AWS reInvent

Amazon unveiled the next step in its “AI journey” on December 3, 2024, as part of the company’s AWS re:Invent conference: Amazon Nova, a suite of foundation models underlying applications for multimedia content.

Users can access Amazon Nova models via a single API provided by Amazon Bedrock, a managed service for “high-performing foundation models from leading AI companies and Amazon.” The newest series of models are designed to be “easy to use with a customer’s systems and data.”

The suite includes Amazon Nova Micro (text only); Amazon Nova Life (a very low-cost multimodal model for processing images, video, and text); and Amazon Nova Pro (a multimodal model offering combined improvements in accuracy, speed, and cost). 

According to the press release, the models support “a wide range of tasks across 200 languages and multiple modalities.”

“The models are especially proficient in English, German, Spanish, French, Italian, Japanese, Korean, Arabic, Simplified Chinese, Russian, Hindi, Portuguese, Dutch, Turkish, and Hebrew,” an AWS resources page explains. 

“For understanding models, which accept text, image, or video inputs to generate text output, the full range of over 200 languages is supported. This means these models can process and understand content in all these languages for tasks like summarization, translation, content classification, and visual question-answering.”
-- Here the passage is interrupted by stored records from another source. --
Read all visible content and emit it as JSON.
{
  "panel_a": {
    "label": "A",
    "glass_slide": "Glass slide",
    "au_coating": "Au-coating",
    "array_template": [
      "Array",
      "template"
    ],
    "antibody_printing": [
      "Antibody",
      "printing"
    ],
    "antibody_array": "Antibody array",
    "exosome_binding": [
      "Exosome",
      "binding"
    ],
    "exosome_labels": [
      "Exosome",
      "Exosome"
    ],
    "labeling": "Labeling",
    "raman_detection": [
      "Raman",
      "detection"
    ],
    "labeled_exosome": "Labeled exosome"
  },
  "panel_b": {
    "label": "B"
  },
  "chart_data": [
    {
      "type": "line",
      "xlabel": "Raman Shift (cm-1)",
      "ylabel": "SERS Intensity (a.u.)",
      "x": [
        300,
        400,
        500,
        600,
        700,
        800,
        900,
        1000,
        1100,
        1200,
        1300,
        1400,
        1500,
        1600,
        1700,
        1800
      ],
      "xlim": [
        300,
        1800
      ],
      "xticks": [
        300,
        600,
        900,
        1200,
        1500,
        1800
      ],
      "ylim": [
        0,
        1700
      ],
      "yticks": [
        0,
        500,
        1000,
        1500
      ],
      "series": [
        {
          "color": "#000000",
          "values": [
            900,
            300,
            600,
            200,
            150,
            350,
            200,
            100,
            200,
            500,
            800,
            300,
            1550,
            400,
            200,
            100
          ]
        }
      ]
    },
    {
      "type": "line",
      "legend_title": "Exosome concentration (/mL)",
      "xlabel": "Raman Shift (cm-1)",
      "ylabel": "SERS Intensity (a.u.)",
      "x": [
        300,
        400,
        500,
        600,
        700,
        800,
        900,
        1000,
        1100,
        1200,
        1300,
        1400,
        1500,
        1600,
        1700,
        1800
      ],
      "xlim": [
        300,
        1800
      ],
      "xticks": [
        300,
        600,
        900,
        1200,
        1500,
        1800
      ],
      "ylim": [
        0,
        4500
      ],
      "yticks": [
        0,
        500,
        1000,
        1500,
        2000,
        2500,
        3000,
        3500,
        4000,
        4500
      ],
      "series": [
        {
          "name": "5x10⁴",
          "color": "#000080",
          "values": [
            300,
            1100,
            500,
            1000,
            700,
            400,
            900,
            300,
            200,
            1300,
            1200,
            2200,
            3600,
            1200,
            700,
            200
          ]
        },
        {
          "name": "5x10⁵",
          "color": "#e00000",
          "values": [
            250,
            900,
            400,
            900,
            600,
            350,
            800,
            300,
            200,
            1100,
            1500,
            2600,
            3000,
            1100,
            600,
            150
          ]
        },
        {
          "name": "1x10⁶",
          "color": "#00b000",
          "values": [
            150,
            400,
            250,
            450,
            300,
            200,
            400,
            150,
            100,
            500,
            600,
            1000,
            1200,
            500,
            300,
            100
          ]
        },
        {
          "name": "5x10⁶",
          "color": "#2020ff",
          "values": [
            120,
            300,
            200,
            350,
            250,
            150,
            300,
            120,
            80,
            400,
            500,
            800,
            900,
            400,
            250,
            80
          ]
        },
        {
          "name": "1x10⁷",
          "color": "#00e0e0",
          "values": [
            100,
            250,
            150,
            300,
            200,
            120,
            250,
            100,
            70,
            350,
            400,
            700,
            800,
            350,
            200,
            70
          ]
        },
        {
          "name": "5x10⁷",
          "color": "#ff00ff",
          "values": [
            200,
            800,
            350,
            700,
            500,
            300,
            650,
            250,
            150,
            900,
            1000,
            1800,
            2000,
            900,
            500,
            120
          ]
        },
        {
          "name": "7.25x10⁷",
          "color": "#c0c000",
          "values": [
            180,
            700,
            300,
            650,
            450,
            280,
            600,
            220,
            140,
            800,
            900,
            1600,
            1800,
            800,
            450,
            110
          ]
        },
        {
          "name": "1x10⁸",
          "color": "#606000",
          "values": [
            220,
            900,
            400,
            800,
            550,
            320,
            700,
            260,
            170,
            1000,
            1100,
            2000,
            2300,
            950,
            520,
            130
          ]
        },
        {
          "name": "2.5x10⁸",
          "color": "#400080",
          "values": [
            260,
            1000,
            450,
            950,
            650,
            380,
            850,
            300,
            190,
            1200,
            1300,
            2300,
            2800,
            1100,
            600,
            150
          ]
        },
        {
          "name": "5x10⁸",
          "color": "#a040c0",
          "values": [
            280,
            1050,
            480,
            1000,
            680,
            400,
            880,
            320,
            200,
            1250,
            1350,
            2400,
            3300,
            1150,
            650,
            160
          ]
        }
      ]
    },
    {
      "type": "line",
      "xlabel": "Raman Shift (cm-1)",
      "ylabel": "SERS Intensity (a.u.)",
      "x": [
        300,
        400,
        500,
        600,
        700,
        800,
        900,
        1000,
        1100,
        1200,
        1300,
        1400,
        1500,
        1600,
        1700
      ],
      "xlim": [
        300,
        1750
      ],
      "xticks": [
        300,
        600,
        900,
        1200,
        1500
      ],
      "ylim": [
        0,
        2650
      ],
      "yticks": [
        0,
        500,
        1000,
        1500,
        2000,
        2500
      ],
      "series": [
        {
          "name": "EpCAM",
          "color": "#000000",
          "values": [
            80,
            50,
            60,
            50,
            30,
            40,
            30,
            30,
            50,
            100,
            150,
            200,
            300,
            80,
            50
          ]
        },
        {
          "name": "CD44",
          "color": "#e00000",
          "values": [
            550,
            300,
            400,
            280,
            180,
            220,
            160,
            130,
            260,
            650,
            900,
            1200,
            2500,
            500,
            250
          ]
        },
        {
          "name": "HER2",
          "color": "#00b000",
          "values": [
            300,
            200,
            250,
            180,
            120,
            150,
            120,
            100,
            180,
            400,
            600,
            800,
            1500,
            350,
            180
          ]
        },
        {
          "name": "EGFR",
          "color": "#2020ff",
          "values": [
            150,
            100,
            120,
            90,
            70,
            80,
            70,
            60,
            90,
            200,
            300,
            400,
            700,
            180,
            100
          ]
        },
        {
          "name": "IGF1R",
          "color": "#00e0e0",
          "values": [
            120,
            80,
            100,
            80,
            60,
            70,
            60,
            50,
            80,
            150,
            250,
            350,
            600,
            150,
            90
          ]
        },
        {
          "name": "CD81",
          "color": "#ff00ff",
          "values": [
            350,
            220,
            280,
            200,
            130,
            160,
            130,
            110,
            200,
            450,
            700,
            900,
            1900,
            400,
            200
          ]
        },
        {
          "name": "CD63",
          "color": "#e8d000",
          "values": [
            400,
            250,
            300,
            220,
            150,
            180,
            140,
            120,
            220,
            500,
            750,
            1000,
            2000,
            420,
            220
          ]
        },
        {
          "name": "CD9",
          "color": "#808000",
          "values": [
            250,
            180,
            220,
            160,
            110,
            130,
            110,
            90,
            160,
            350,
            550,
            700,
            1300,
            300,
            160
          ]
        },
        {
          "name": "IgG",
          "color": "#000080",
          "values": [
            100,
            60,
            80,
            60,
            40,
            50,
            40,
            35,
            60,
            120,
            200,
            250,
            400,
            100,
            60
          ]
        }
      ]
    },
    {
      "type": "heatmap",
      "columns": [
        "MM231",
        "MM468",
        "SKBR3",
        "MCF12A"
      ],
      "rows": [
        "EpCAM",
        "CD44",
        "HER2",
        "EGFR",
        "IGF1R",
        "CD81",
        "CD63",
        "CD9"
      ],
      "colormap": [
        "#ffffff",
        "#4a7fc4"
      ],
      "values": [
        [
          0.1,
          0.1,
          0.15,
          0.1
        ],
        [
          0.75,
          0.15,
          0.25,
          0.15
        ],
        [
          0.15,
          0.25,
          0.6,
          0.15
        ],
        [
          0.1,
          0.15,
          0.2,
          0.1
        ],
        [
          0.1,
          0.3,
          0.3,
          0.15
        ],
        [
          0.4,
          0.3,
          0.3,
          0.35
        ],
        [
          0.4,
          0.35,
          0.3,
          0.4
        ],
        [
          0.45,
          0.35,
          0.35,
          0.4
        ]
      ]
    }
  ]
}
Models for “creative content generation,” however, are limited to supporting prompts in English. For example, users can generate images or videos using Amazon Nova Canvas and Amazon Nova Reel, but only through English-language text prompts.

Like many other large language models (LLMs), Amazon Nova does not seem to have been designed specifically for the task of translation; rather, translation is yet another skill the LLM has “developed.” 

Nonetheless, the team at Amazon Artificial General Intelligence, authors of the technical report on Amazon Nova’s capabilities, made sure to test the models on translation.

Using Flores200, a “machine translation benchmark of translations from 842 distinct web articles,” they tested Nova models on translation from and into English for Arabic, German, Spanish, French, Hindi, Italian, Japanese, Korean, Portuguese, Hebrew, Turkish, Simplified Chinese, Russian, and Dutch. 

According to the researchers, the results demonstrated “strong multilingual performance on translation for Amazon Nova Pro, Lite, and Micro,” which they compared to several versions each of Claude, Gemini, GPT-4o, and Llama 3. 

Tell Us How You Really Feel

Reactions to Amazon Nova have been somewhat mixed; contributors, understandably, have been excited to finally share their participation in the project. One observer, tempering others’ enthusiasm, wrote on X, “Nah bro they lost on most of the benchmarks” — without specifying which benchmarks.

British programmer Simon Willison, creator of the open-source web framework Django, was much more positive. 

“I spent some time yesterday exploring the new Amazon Nova LLM family, and I’m really impressed,” he posted on X, adding that “[w]ith this release I think Amazon may have earned a spot among the top tier of model providers.”

In particular, Willison noted that the Nova models are “price and quality competitive with Google Gemini – and Nova Micro is now the cheapest model from any of the major vendors (cheaper even than Gemini 1.5 Flash-8B).”

While Amazon Nova does seem to mark Amazon’s foray into GenAI, dominated up until now by its competitors, Willison said he does not believe Nova will compete with Anthropic’s Claude: “Nova models aren’t in the same quality class as Claude and Anthropic don’t currently seem to want to compete at the low end of the pricing scale.”

Much of the negativity Amazon Nova has attracted just days after its appearance is related to its accessibility, rather than its quality.

“And I thought [Google’s] APIs are difficult to access. Amazon is another level,” one would-be user wrote on X.

“It reeks of trying to have a competitive model as quickly as possible to compete. No regard for whether anyone can use it,” another declared.

“Honestly, when has Amazon not been challenging? I think you burn at least 1,000 calories just getting through AWS documentation!” another commenter chimed in. “One thing that makes the $20 I pay for Claude or GPT totally worth it is that I don’t have to read their docs anymore”

Amazon plans to introduce two additional Amazon Nova models in 2025: a speech-to-speech model, which will understand streaming speech input and interpret both verbal and non-verbal cues; and a native multimodal-to-multimodal (or any-to-any modality) model. The latter will process text, images, audio, and video as both input and output.